The blood-brain barrier (BBB) is a highly specialised barrier system of endothelial cells that separates the blood from the underlying brain cells, providing protection to brain cells and preserving brain homeostasis (stability). The brain endothelium has a complex arrangement of tight junctions that restricts the paracellular passage of molecules. This physical barrier is further enhanced by interactions with glial processes that form endfeet and surround the brain microvessels. The BBB is permeable to small and lipophilic (fat-loving) molecules (up to 800 atomic mass units), but larger molecules are not transported across unless there is an active transport system available.
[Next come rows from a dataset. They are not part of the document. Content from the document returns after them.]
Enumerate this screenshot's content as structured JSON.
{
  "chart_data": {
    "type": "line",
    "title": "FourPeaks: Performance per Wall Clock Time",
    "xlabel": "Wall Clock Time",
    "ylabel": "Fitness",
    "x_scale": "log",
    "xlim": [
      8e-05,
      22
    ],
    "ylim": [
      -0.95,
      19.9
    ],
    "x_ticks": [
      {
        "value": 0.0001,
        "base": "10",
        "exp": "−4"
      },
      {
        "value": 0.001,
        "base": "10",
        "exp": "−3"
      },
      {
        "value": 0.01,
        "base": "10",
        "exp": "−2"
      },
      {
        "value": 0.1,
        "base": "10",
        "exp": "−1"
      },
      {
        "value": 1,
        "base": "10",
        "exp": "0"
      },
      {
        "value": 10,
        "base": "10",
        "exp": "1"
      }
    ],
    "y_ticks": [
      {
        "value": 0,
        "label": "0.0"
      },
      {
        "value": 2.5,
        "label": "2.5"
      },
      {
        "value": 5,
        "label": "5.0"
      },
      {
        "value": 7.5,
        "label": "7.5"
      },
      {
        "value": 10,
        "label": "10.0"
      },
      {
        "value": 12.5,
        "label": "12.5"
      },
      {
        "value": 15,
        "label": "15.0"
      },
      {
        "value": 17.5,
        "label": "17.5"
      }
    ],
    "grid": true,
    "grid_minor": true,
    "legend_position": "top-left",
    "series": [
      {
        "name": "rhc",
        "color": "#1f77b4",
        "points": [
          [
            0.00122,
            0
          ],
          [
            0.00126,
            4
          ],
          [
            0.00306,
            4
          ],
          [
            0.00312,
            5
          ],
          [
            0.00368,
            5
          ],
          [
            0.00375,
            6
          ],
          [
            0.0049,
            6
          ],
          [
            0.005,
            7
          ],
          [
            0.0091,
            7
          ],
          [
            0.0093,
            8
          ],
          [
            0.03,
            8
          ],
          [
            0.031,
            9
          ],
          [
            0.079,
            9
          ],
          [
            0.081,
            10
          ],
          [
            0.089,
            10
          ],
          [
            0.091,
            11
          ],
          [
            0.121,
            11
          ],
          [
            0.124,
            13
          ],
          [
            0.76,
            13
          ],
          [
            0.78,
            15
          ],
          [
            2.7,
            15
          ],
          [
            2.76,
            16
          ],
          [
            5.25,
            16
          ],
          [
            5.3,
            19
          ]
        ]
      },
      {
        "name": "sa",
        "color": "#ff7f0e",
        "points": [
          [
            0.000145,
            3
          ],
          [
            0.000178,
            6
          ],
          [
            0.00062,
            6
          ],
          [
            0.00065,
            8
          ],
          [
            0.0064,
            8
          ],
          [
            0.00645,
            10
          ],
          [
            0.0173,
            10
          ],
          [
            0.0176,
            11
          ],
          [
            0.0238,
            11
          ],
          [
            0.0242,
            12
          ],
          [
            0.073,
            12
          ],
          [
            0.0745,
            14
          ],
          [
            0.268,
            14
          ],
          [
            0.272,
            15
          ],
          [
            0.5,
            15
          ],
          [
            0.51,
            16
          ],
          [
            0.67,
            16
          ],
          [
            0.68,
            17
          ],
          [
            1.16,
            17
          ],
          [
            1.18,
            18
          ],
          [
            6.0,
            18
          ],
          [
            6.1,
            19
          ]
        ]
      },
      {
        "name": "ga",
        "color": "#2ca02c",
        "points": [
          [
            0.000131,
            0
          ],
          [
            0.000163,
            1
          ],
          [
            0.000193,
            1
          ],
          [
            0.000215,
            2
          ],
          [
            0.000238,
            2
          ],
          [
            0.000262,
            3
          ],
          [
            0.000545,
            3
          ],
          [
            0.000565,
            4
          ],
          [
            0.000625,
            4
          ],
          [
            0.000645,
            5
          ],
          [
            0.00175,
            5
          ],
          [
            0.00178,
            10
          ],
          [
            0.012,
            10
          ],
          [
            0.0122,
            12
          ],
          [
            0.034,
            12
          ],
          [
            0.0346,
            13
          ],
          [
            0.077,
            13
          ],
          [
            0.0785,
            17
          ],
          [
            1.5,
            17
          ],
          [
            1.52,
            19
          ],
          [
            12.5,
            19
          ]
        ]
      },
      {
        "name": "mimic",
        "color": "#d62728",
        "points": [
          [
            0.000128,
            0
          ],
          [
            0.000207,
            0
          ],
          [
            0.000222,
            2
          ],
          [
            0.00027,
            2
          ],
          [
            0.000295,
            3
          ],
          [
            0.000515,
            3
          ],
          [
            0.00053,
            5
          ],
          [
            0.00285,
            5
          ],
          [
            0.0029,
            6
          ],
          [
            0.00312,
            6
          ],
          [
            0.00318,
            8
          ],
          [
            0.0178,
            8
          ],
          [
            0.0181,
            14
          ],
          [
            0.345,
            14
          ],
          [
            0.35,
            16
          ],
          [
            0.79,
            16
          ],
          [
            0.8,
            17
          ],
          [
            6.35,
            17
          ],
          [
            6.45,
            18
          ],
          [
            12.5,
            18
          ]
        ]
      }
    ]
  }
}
An additional problem is the very effective drug efflux systems, which pump the drug back out of cells.
For many diseases of the brain, such as Alzheimer’s disease, Parkinson’s disease, stroke, despression, schizophrenia, epilepsy, etc., the current treatment may not be optimal in all cases, which to some degree may be coursed by poor permeability through the BBB. Where the BBB may be an obstacle for small molecules difficult to circumvent, this is even more pronounced for large-molecule drugs, such as recombinant proteins or gene-based medicines, with proven CNS effect, hence a suitable pharmaceutical delivery system needs to be developed in order to get these advantages within molecular biology into the therapy against these diseases.
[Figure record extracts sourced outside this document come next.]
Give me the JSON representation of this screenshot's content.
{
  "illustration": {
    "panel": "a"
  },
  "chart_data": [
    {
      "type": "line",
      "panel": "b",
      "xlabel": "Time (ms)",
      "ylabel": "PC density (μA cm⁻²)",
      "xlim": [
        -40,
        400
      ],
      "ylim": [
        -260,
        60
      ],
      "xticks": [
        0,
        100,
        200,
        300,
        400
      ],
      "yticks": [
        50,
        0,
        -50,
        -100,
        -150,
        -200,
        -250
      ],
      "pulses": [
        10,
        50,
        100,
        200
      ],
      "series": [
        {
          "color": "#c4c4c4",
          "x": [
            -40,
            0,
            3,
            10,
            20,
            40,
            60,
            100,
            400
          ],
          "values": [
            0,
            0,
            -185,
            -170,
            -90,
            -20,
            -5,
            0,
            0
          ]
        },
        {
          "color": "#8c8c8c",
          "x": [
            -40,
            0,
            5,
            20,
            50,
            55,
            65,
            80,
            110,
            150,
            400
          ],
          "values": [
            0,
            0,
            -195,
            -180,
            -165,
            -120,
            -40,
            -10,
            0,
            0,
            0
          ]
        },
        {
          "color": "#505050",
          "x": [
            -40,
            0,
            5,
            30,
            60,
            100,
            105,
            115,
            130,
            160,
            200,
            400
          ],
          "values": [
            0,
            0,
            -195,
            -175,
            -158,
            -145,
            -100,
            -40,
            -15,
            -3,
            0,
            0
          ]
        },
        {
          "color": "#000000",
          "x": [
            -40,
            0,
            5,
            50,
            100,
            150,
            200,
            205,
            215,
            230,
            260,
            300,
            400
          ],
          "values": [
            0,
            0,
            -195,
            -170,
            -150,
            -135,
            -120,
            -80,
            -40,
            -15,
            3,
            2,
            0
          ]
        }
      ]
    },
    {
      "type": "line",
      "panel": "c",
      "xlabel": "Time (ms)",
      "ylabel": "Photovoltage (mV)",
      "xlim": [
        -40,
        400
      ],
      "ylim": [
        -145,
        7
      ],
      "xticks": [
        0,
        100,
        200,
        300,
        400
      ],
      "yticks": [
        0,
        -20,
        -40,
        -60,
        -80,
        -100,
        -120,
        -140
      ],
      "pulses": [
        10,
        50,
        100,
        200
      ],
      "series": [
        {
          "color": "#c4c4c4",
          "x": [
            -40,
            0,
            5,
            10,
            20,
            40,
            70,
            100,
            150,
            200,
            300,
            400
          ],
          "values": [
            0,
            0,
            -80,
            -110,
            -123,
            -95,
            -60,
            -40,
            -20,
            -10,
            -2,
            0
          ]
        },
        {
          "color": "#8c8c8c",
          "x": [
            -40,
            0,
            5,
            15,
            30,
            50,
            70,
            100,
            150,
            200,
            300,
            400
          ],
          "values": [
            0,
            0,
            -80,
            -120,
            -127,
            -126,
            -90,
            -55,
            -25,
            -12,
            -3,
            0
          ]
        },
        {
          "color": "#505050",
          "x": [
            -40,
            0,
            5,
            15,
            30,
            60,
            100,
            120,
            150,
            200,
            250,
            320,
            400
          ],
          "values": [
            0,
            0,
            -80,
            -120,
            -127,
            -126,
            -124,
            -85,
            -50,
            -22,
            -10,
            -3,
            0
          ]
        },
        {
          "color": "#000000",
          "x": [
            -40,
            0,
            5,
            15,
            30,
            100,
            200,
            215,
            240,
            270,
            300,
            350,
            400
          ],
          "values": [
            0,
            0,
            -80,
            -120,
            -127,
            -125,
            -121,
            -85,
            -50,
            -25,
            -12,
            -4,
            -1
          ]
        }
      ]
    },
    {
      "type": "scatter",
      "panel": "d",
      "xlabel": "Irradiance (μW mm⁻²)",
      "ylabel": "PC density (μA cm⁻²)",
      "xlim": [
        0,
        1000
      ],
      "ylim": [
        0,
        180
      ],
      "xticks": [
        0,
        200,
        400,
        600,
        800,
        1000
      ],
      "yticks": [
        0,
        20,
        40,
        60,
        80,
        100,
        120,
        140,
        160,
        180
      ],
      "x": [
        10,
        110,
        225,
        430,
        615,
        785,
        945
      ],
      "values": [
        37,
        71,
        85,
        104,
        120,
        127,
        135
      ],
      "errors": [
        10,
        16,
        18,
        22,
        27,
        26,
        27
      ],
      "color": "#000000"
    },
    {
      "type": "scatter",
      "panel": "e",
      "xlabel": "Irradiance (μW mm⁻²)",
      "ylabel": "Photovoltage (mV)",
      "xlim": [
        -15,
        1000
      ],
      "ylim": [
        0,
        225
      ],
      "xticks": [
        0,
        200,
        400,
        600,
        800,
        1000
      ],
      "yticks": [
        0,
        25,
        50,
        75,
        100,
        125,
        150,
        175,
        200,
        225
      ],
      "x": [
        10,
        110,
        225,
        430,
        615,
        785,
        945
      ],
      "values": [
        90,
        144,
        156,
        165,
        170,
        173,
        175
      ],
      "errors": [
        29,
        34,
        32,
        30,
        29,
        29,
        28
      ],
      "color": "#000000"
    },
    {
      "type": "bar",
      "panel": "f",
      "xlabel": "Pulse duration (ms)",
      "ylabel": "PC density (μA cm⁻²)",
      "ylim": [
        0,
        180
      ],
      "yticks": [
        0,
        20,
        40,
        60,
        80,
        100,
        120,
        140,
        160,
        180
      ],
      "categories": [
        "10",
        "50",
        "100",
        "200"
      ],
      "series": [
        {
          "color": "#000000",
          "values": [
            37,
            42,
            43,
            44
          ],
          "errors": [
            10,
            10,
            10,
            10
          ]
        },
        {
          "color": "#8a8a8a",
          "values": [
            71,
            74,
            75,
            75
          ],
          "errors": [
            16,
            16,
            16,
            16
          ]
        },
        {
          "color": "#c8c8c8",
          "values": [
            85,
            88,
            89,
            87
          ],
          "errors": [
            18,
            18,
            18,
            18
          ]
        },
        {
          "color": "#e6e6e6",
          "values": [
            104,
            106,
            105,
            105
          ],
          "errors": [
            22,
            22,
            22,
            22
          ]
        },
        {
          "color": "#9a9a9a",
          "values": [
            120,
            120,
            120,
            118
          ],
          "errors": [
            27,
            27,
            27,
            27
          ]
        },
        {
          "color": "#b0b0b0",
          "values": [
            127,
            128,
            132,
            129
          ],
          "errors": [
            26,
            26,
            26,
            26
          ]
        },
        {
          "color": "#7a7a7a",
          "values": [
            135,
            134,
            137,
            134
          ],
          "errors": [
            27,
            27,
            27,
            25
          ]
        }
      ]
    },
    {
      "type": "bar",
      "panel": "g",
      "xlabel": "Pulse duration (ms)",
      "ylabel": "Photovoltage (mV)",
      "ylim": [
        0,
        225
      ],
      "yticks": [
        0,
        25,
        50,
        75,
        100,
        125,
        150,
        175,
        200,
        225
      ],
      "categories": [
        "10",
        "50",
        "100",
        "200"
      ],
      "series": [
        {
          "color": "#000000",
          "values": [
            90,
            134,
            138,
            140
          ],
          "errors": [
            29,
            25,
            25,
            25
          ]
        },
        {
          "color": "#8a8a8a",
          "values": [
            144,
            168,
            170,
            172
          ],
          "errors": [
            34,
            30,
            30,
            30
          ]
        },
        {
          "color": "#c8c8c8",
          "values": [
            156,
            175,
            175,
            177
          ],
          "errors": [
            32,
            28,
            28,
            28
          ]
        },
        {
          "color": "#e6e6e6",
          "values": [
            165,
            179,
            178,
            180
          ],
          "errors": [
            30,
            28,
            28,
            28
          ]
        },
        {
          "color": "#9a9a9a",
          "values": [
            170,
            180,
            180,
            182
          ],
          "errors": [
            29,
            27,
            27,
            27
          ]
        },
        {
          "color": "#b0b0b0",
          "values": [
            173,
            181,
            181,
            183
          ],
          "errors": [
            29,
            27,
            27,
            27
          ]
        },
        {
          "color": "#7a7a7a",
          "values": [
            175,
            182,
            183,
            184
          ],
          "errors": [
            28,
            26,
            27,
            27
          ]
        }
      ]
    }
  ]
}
The aim of the project is to generate important new knowledge, particularly within our understanding of biodistribution and targeting of the BBB using nanosized drug delivery systems, which will add to the total amount of knowledge about delivery of large molecules to the brain. Thus, the project deals with one of the largest challenges in drug delivery and will aim to generate new knowledge in finding a pharmaceutical solution to the delivery of biologics providing therapeutic solutions to serious diseases in the CNS. The project will furthermore create new knowledge in the structure-activity relationship of how surface chemistry, morphology and functionalization of particle based drug delivery systems influences biological performance.